The cross-sectional block diagram which shows an example of the apparatus used for the waste gas processing method of this invention. XRD analysis data of the treated agent having a treated temperature of 650 ° C. XRD analysis data of the treated agent at a treated temperature of 600 ° C. XRD analysis data of the treated agent having a treated temperature of 550 ° C.

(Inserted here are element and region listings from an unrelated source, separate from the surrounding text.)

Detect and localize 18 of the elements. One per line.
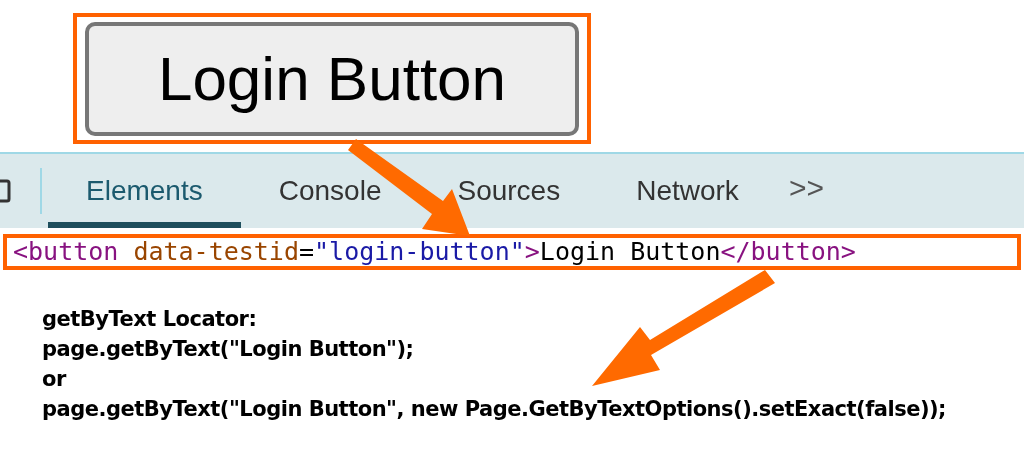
device-icon — [0, 178, 12, 204]
login-button[interactable]: Login Button — [85, 21, 579, 136]
explanation-line: page.getByText("Login Button", new Page.GetByTextOptions().setExact(false)); — [42, 396, 947, 422]
explanation-line: or — [42, 366, 68, 392]
explanation-line: page.getByText("Login Button"); — [42, 336, 415, 362]
attribute-name: data-testid — [132, 236, 299, 269]
attribute-value: "login-button" — [314, 236, 525, 269]
tab[interactable]: Console — [240, 154, 420, 228]
html-tag: <button — [13, 233, 119, 271]
explanation-line: getByText Locator: — [42, 306, 258, 332]
html-tag: </button> — [720, 233, 856, 271]
code-text: = — [299, 236, 315, 269]
tab[interactable]: Sources — [419, 154, 599, 228]
html-tag: > — [524, 233, 540, 271]
tab[interactable]: Elements — [48, 154, 241, 228]
tab[interactable]: Network — [598, 154, 777, 228]
code-text: Login Button — [539, 236, 721, 269]
more-tabs-button[interactable]: >> — [788, 164, 824, 210]
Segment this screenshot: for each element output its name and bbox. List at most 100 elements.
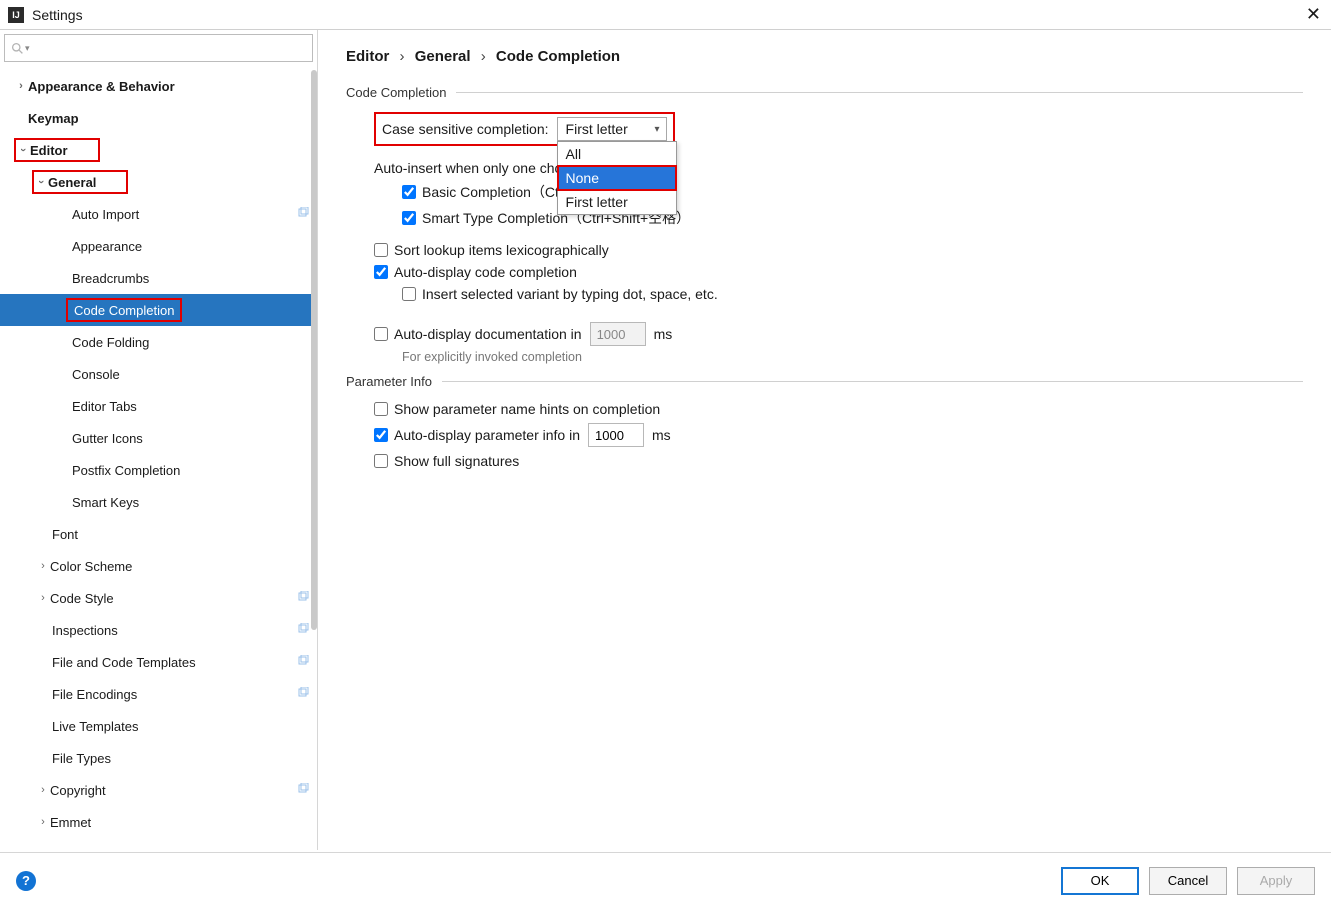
tree-item-file-code-templates[interactable]: File and Code Templates — [0, 646, 317, 678]
settings-tree: › Appearance & Behavior Keymap › Editor … — [0, 68, 317, 850]
show-param-hints-label: Show parameter name hints on completion — [394, 401, 660, 417]
tree-item-live-templates[interactable]: Live Templates — [0, 710, 317, 742]
window-title: Settings — [32, 7, 83, 23]
basic-completion-checkbox[interactable] — [402, 185, 416, 199]
row-show-full-sig: Show full signatures — [374, 453, 1303, 469]
auto-param-info-checkbox[interactable] — [374, 428, 388, 442]
breadcrumb-sep: › — [400, 48, 405, 65]
tree-item-auto-import[interactable]: Auto Import — [0, 198, 317, 230]
tree-item-appearance-behavior[interactable]: › Appearance & Behavior — [0, 70, 317, 102]
row-sort-lookup: Sort lookup items lexicographically — [374, 242, 1303, 258]
tree-label: Copyright — [50, 783, 106, 798]
insert-selected-variant-label: Insert selected variant by typing dot, s… — [422, 286, 718, 302]
tree-item-smart-keys[interactable]: Smart Keys — [0, 486, 317, 518]
tree-item-code-style[interactable]: ›Code Style — [0, 582, 317, 614]
chevron-down-icon: › — [35, 175, 47, 189]
sort-lookup-label: Sort lookup items lexicographically — [394, 242, 609, 258]
tree-item-general[interactable]: › General — [0, 166, 317, 198]
ok-button[interactable]: OK — [1061, 867, 1139, 895]
tree-label: Auto Import — [72, 207, 139, 222]
apply-button[interactable]: Apply — [1237, 867, 1315, 895]
tree-label: Editor Tabs — [72, 399, 137, 414]
tree-item-code-folding[interactable]: Code Folding — [0, 326, 317, 358]
smart-type-completion-checkbox[interactable] — [402, 211, 416, 225]
breadcrumb-sep: › — [481, 48, 486, 65]
project-badge-icon — [297, 591, 309, 606]
section-code-completion: Code Completion — [346, 85, 1303, 100]
tree-item-emmet[interactable]: ›Emmet — [0, 806, 317, 838]
sidebar: ▾ › Appearance & Behavior Keymap › Edito… — [0, 30, 318, 850]
main-panel: Editor › General › Code Completion Code … — [318, 30, 1331, 850]
project-badge-icon — [297, 207, 309, 222]
show-full-sig-checkbox[interactable] — [374, 454, 388, 468]
tree-item-appearance[interactable]: Appearance — [0, 230, 317, 262]
tree-item-keymap[interactable]: Keymap — [0, 102, 317, 134]
project-badge-icon — [297, 783, 309, 798]
tree-item-inspections[interactable]: Inspections — [0, 614, 317, 646]
dropdown-option-all[interactable]: All — [558, 142, 676, 166]
breadcrumb-part: Code Completion — [496, 48, 620, 65]
tree-item-breadcrumbs[interactable]: Breadcrumbs — [0, 262, 317, 294]
auto-display-cc-label: Auto-display code completion — [394, 264, 577, 280]
row-basic-completion: Basic Completion（Ctrl+空格） — [402, 182, 1303, 202]
tree-item-color-scheme[interactable]: ›Color Scheme — [0, 550, 317, 582]
tree-item-font[interactable]: Font — [0, 518, 317, 550]
tree-item-file-encodings[interactable]: File Encodings — [0, 678, 317, 710]
chevron-down-icon: › — [17, 143, 29, 157]
case-sensitive-combo[interactable]: First letter ▾ — [557, 117, 667, 141]
tree-item-copyright[interactable]: ›Copyright — [0, 774, 317, 806]
tree-item-editor-tabs[interactable]: Editor Tabs — [0, 390, 317, 422]
auto-display-doc-checkbox[interactable] — [374, 327, 388, 341]
search-icon — [11, 42, 24, 55]
cancel-button[interactable]: Cancel — [1149, 867, 1227, 895]
breadcrumb: Editor › General › Code Completion — [346, 48, 1303, 65]
ms-label: ms — [654, 326, 673, 342]
tree-label: File Types — [52, 751, 111, 766]
breadcrumb-part[interactable]: General — [415, 48, 471, 65]
row-auto-display-cc: Auto-display code completion — [374, 264, 1303, 280]
tree-label: Smart Keys — [72, 495, 139, 510]
tree-label: Code Folding — [72, 335, 149, 350]
chevron-right-icon: › — [36, 784, 50, 796]
close-icon[interactable]: ✕ — [1306, 4, 1321, 25]
sort-lookup-checkbox[interactable] — [374, 243, 388, 257]
combo-value: First letter — [566, 121, 628, 137]
search-box[interactable]: ▾ — [4, 34, 313, 62]
chevron-down-icon: ▾ — [655, 124, 660, 135]
case-sensitive-dropdown: All None First letter — [557, 141, 677, 215]
section-parameter-info: Parameter Info — [346, 374, 1303, 389]
case-sensitive-label: Case sensitive completion: — [382, 121, 549, 137]
chevron-right-icon: › — [36, 560, 50, 572]
tree-label: Editor — [30, 143, 68, 158]
tree-label: File and Code Templates — [52, 655, 196, 670]
tree-item-editor[interactable]: › Editor — [0, 134, 317, 166]
tree-item-gutter-icons[interactable]: Gutter Icons — [0, 422, 317, 454]
footer: ? OK Cancel Apply — [0, 852, 1331, 908]
search-dropdown-icon[interactable]: ▾ — [25, 43, 30, 54]
tree-label: Font — [52, 527, 78, 542]
breadcrumb-part[interactable]: Editor — [346, 48, 389, 65]
search-input[interactable] — [34, 41, 306, 56]
auto-display-doc-input[interactable] — [590, 322, 646, 346]
tree-item-postfix-completion[interactable]: Postfix Completion — [0, 454, 317, 486]
chevron-right-icon: › — [14, 80, 28, 92]
chevron-right-icon: › — [36, 816, 50, 828]
tree-label: Code Completion — [74, 303, 174, 318]
dropdown-option-none[interactable]: None — [558, 166, 676, 190]
tree-item-console[interactable]: Console — [0, 358, 317, 390]
section-label: Parameter Info — [346, 374, 432, 389]
scrollbar-thumb[interactable] — [311, 70, 317, 630]
tree-item-code-completion[interactable]: Code Completion — [0, 294, 317, 326]
auto-param-info-input[interactable] — [588, 423, 644, 447]
ms-label: ms — [652, 427, 671, 443]
tree-label: Breadcrumbs — [72, 271, 149, 286]
row-show-param-hints: Show parameter name hints on completion — [374, 401, 1303, 417]
insert-selected-variant-checkbox[interactable] — [402, 287, 416, 301]
tree-label: Appearance & Behavior — [28, 79, 175, 94]
help-icon[interactable]: ? — [16, 871, 36, 891]
auto-display-cc-checkbox[interactable] — [374, 265, 388, 279]
dropdown-option-first-letter[interactable]: First letter — [558, 190, 676, 214]
tree-item-file-types[interactable]: File Types — [0, 742, 317, 774]
explicit-hint: For explicitly invoked completion — [402, 350, 1303, 364]
show-param-hints-checkbox[interactable] — [374, 402, 388, 416]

DESCRIPTION OF SYMBOLS 1a: Left reaction tank, 1b: Right reaction tank, 2a, 2b: Heat exchange part, 3a, 3b: Heater, 4a, 4b: Fluorine containing compound processing agent, 5: To-be-treated exhaust gas inlet, 6: Treated exhaust gas stream Outlet, 7: SF ₆ detector, 8: Suction fan

Claims (4)

In the method for treating exhaust gas containing SF ₆ , the exhaust gas has an average particle diameter (median diameter) of 55 μm to 160 μm in a molar ratio of Al (OH) ₃ and Ca (OH) ₂ of 3: 7 to 5: 5. Molding and drying a mixture, and contacting with a fluorine-containing compound treating agent obtained by firing in a nitrogen flow or an air flow in a temperature range higher than 430 ° C. and not higher than 890 ° C. at a temperature of 550 to 650 ° C. An exhaust gas treatment method containing SF ₆ characterized by the above. The contact temperature is, the exhaust gas processing method comprising the SF ₆ according to claim 1, characterized in that a 600 to 650 ° C.. The exhaust gas treatment method containing SF _{6 according} to claim 1 or 2, wherein the fluorine-containing compound treating agent is replaced when the SF ₆ removal rate is reduced to 95% or less. Exhaust gas treatment method comprising SF ₆ according to claim 1, wherein the exhaust gas treatment method comprising SF _6, which comprises treating the SF ₆ while kept below the allowable concentration emission concentration SO _2.